Между тем православная церковная традиция, так же как и ветхозаветная, не только предписывает благоговение в отношении священных имен, но и отчетливо сознает связь между знаком и означаемым. В церковно-славянском языке имена “Бггъ” и “Гдъ”, как и другие сакральные слова, писались сокращенно, с титлом над ними, что служило указанием на необходимость особого отношения к ним, в то время как слова “Богъ” применительно к языческим кумирам и “Господъ” в значении “господин” писались полностью2. Я понимаю, что грамматика современного русского языка не может вернуться к правилам грамматики церковно-славянской, принципиально отличной, но извлечь из этих правил уроки, по-моему, следует.
При этом нельзя не отметить, что в некоторых случаях, по справедливому наблюдению О. В. Гаркавенко, кощунственным является именно написание слова “Бог” с заглавной буквы. Например, когда в газетной заметке об исполнительнице ролей в эротических фильмах с пафосом утверждается, что “ее Бог — любовь” (автор, видимо, не знаком с высказыванием Апостола Павла о подобных лицах, что “их бог — чрево, и слава их — в сраме” /Фил. 3: 19; ср. 2 Кор. 4: 4/). Или когда высокообразованный специалист Кирилл Кобрин в своей статье о футболе дает название “О природе толстокожего Бога: заметки историка”3. Автор статьи тоже цитирует Мандельштама, строки которого вынесены в эпиграф: “Обезображен, обесславлен / Футбола толстокожий бог”. Верный текстологической точности, Кобрин сохраняет орфографию Осипа Эмильевича в цитате, но уверенно поправляет его в собственном заголовке...

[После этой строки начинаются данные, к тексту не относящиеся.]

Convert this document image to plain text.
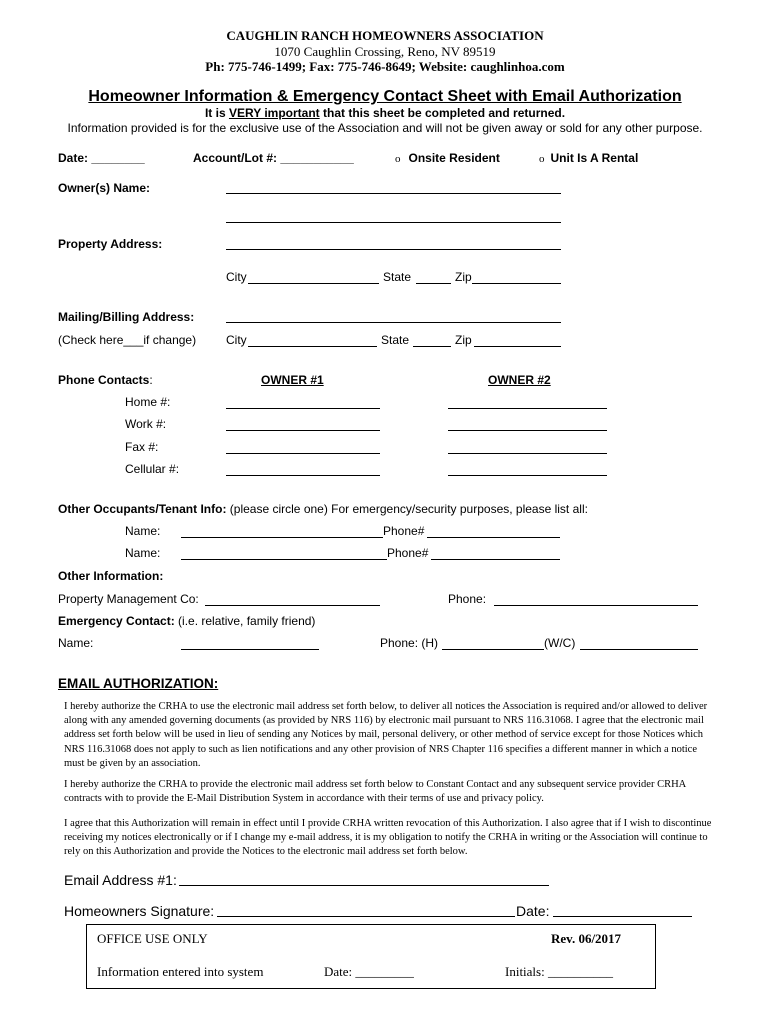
CAUGHLIN RANCH HOMEOWNERS ASSOCIATION
1070 Caughlin Crossing, Reno, NV 89519
Ph: 775-746-1499; Fax: 775-746-8649; Website: caughlinhoa.com
Homeowner Information & Emergency Contact Sheet with Email Authorization
It is VERY important that this sheet be completed and returned.
Information provided is for the exclusive use of the Association and will not be given away or sold for any other purpose.
Date: ________	Account/Lot #: ___________	o Onsite Resident	o Unit Is A Rental
Owner(s) Name:
Property Address:
City	State	Zip
Mailing/Billing Address:
(Check here___if change) City	State	Zip
Phone Contacts:	OWNER #1	OWNER #2
Home #:
Work #:
Fax #:
Cellular #:
Other Occupants/Tenant Info: (please circle one) For emergency/security purposes, please list all:
Name:	Phone#
Name:	Phone#
Other Information:
Property Management Co:	Phone:
Emergency Contact: (i.e. relative, family friend)
Name:	Phone: (H)	(W/C)
EMAIL AUTHORIZATION:
I hereby authorize the CRHA to use the electronic mail address set forth below, to deliver all notices the Association is required and/or allowed to deliver along with any amended governing documents (as provided by NRS 116) by electronic mail pursuant to NRS 116.31068. I agree that the electronic mail address set forth below will be used in lieu of sending any Notices by mail, personal delivery, or other method of service except for those Notices which NRS 116.31068 does not apply to such as lien notifications and any other provision of NRS Chapter 116 specifies a different manner in which a notice must be given by an association.
I hereby authorize the CRHA to provide the electronic mail address set forth below to Constant Contact and any subsequent service provider CRHA contracts with to provide the E-Mail Distribution System in accordance with their terms of use and privacy policy.
I agree that this Authorization will remain in effect until I provide CRHA written revocation of this Authorization. I also agree that if I wish to discontinue receiving my notices electronically or if I change my e-mail address, it is my obligation to notify the CRHA in writing or the Association will continue to rely on this Authorization and provide the Notices to the electronic mail address set forth below.
Email Address #1:
Homeowners Signature:	Date:
OFFICE USE ONLY	Rev. 06/2017
Information entered into system	Date: _________	Initials: __________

Думается, все эти наблюдения подводят нас к мысли о том, что выбор прописной или строчной буквы в слове “Бог” и в производных от него словах (“Божий”, в иных случаях — “Божественный”) связан не с тем, какими частями речи или членами предложения они формально являются и являются ли вообще членами предложения в определенных словосочетаниях, а с тем, к кому (или к Кому) они относятся (или по крайней мере должны относиться).